Question

compare gene count profiles between samples

0

Entering edit mode

7.9 years ago

Abdullah ▴ 100

Hi,

I have a list of RNA-Seq from cancer samples to which I analyzed and generated the RPKM and TPM (calculated from RPKM) for all of the genes. Additionally, I downloaded a large set of public cancer samples (multiple cancer types) which I want to use as a comparison data and also generated the RPKM and TPM similarly.

What I want to do is to find the public sample that matches the best to my samples (cancer type wise) by comparing RPKM/TPM profiles accross a set of genes (N) of interest (or known to be expressed for each cancer type). I read that using RPKM is a bad idea, so I switched to TPM to do this task.

For each one of my samples, I take the TPM distribution of the N genes and compare it with the TPM distribution of each of the public samples and get a p-value (e.g., KS test). But this does not seem to be the best idea.

Can anyone guide me to another type of tests that can be usefull in my case? or can one for example build a model of TPM of all cancer samples of the same type then compare my samples back each of these models?

Thanks.

RNA-Seq • 3.5k views

ADD COMMENT • link updated 7.9 years ago by Ar ★ 1.1k • written 7.9 years ago by Abdullah ▴ 100

0

Entering edit mode

Instead of using a KS or other test to find the closest sample, have you tried just computing the correlation and taking the sample the highest one?

ADD REPLY • link 7.9 years ago by Devon Ryan 104k

0

Entering edit mode

Thank you Devon. I thought correlation is too simple, but i will give it a try. do you suggest doing any kind of normalization or batch effect fixing? or directly perform the correlation on the TPMs?

ADD REPLY • link 7.9 years ago by Abdullah ▴ 100

0

Entering edit mode

The whole thing is one giant batch effect, so you have no hope of getting around that without using something like RUVseq (assuming you can find some genes expected not to be DE in cancer). Personally, I'd start with a rank-based correlation of the TPM values and see if anything is particularly close. This is sort of a worst case scenario with human samples and cancer, I'm surprised whoever collected the patient samples didn't try to get neighboring tissue.

As an aside, you could theoretically try to do signal separation of the (presumably heterogenous) cancer samples and use the results as matching pairs (you may recall that Katarzyna presented a journal club paper related to that). I've always been highly skeptical of those methods applied to RNAseq data, but perhaps the SVM-based ones are OK at that (as opposed to the ICA-based methods).

ADD REPLY • link 7.9 years ago by Devon Ryan 104k

1

Entering edit mode

FYI, The correlation did not yield the expected results. On the other hand, I tried RUVSeq and it seems to reduce the variability between the samples of the same cancer type quite nicely. I'm trying to use the PCA function as a method to see where my sample would fall in the PCA plot of each cancer type (or where all cancer types are PCA'de).

I remember the talk of Katarzyna, but I don't remember in details how did she address this problem..

ADD REPLY • link 7.9 years ago by Abdullah ▴ 100

1

Entering edit mode

I'd have to look up the paper, but it was using some sort of SVM-based method to do signal separation. You might find some relevant methods if you google "SVM signal separation RNAseq".

ADD REPLY • link 7.9 years ago by Devon Ryan 104k

score 0 · Answer 1 · 2016-06-12

Couple of questions before we decide which statistical test would be relevant

Is the downloaded dataset has similar conditions to your cancer dataset i.e. is all your samples primary or they do have some met ? And, whether the downloaded sample set have equal proportions of primary and met as yours ?
Is your dataset before treatment or after treatment ? If you have downloaded the TCGA samples then you should know that these are treated samples.
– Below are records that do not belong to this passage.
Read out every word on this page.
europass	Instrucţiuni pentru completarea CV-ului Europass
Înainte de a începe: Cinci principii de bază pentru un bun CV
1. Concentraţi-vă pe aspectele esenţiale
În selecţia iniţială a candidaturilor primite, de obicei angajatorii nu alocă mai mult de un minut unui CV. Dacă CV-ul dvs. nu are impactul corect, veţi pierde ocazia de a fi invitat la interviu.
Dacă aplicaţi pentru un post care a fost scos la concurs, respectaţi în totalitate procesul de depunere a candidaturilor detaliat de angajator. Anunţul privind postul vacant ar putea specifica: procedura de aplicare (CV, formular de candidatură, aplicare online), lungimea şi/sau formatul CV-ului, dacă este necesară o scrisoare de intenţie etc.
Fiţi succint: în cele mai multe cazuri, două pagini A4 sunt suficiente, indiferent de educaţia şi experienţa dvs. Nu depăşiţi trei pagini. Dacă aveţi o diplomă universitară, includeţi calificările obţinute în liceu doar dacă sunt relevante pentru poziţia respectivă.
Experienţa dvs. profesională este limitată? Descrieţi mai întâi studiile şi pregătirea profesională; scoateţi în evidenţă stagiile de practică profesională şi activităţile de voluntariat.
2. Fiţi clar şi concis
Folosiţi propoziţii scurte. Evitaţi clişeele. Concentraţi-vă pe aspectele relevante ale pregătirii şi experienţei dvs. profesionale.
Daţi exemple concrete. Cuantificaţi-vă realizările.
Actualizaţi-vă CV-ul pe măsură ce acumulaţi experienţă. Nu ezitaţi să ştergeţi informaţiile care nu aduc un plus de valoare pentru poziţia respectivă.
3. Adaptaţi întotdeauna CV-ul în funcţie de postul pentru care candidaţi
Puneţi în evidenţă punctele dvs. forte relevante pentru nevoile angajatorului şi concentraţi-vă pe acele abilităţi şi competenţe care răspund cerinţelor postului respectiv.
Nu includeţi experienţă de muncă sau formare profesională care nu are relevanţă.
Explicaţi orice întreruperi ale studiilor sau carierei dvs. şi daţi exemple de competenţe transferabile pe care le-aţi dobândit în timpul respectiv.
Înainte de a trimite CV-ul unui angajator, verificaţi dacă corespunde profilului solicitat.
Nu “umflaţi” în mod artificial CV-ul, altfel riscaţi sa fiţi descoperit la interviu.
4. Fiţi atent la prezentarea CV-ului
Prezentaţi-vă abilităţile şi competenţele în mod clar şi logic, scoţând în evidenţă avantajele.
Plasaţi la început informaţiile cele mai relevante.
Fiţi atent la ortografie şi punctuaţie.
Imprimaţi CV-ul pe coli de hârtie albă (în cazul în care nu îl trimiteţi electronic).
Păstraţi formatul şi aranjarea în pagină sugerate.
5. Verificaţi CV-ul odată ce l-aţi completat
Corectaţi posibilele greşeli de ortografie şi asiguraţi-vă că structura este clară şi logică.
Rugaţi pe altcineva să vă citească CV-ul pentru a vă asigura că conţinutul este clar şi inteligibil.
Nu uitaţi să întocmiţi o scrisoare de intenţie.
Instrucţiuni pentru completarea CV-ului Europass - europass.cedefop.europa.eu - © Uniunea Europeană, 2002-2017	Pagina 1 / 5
I think KS distribution is good if you want to compare if the samples are from same population. Now, if you have a combination of primary and met for your group1, then gene expression profiles are way different and it will not be ideal to compare them together. Probably, that is why you are not getting the significant p-values.

Few recommendations:

Use PCA or MDS plot and see which samples cluster together ? Check which genes are responsible for clustering of these samples and distinguishing these clusters. Beware of Batch Effects i.e. if the samples are clustering based on batches (i.e. your dataset and public).
Label the samples based on primary or met and then compare the samples using both KS and Mann-Whitney.